Okay, I may not know Guile macros well enough.

> Instead of renaming and duplicating part of the logic, how about
> supporting those new ‘source’ specification right in ‘open-raid-device’?
> It would emit a deprecation warning when ‘source’ is a list of strings.

It's an good idea, but many other file systems offer RAID-type
functionality. Do you think that a raid-device-mapping based on mdadm
occupies a fair share in the common name space?

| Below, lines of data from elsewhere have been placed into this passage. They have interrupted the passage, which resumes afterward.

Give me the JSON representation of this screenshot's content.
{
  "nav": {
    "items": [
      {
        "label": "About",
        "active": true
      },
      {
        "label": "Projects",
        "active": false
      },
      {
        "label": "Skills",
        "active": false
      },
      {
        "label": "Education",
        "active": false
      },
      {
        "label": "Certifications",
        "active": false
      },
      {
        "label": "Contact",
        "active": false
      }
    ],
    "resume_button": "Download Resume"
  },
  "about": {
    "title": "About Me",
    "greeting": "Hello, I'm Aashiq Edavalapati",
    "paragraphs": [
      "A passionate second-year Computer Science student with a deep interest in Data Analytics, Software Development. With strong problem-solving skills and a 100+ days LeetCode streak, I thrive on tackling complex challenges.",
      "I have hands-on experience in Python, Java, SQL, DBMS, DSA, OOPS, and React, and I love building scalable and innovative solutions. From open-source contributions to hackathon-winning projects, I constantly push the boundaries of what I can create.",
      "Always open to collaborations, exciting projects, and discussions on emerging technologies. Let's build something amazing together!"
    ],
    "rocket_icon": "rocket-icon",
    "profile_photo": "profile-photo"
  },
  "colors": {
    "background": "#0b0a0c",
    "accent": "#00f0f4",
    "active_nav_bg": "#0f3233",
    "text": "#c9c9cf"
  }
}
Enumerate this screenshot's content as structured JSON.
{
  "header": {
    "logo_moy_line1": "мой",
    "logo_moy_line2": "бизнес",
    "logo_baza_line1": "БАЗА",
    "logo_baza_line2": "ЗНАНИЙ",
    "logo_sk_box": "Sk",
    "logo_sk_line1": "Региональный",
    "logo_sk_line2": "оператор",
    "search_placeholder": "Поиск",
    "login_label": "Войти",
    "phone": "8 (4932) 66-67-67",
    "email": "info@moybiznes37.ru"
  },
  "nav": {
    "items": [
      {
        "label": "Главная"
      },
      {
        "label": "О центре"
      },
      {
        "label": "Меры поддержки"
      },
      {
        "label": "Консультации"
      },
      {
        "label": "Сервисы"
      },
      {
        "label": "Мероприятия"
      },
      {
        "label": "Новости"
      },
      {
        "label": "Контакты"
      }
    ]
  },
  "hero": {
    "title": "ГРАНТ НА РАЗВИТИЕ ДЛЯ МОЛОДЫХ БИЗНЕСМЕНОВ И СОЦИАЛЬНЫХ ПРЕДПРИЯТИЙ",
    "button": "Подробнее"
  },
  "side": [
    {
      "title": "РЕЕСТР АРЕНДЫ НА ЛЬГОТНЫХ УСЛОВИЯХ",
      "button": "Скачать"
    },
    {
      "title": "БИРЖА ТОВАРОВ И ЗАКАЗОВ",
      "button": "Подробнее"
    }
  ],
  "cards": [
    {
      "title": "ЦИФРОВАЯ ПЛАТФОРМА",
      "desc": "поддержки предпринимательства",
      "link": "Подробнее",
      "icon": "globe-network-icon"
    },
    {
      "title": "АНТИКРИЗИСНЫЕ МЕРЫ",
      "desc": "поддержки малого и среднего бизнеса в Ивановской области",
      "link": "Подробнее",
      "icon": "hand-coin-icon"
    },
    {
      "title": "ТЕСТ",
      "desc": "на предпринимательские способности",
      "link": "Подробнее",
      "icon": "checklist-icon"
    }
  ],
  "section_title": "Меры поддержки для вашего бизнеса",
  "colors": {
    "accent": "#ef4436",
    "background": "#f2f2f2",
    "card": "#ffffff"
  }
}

> Does the busy wait loop currently in ‘open-raid-device’ need to be
> preserved?

I personally do not believe so but I'll defer to Andreas Enge, whom I
copied on this message. I believe Andreas wrote the original device
mapping.

Kind regards
Felix
Andreas Enge Jan. 18, 2024, 2:39 p.m. UTC | #3
Hello,

Am Sun, Oct 22, 2023 at 10:44:13AM -0700 schrieb Felix Lechner:
> > Does the busy wait loop currently in ‘open-raid-device’ need to be
> > preserved?
> I personally do not believe so but I'll defer to Andreas Enge, whom I
> copied on this message. I believe Andreas wrote the original device
> mapping.

well, I do not know whether it is still needed. It appears that when
I wrote the code for bayfront, we needed to wait a bit until the hard
disks appeared. Are there reasons to believe that this has changed
in the meantime?

Andreas
Felix Lechner Jan. 18, 2024, 4:46 p.m. UTC | #4
Hi Andreas,

On Thu, Jan 18 2024, Andreas Enge wrote:

> when I wrote the code for bayfront, we needed to wait a bit until the
> hard disks appeared.

How long ago? I never needed it on six pieces of equipment of varying
dimensions, including an SAS server (with reflashed Dell equipment, if
that's what Bayfront is using) and a VM with NVMe SSDs.

Either way, accepting this patch as is now will not break anything. We
introduce a new mapping (md-device-mapping) that can be used to
reconfigure Bayfront at the maintainer's leisure.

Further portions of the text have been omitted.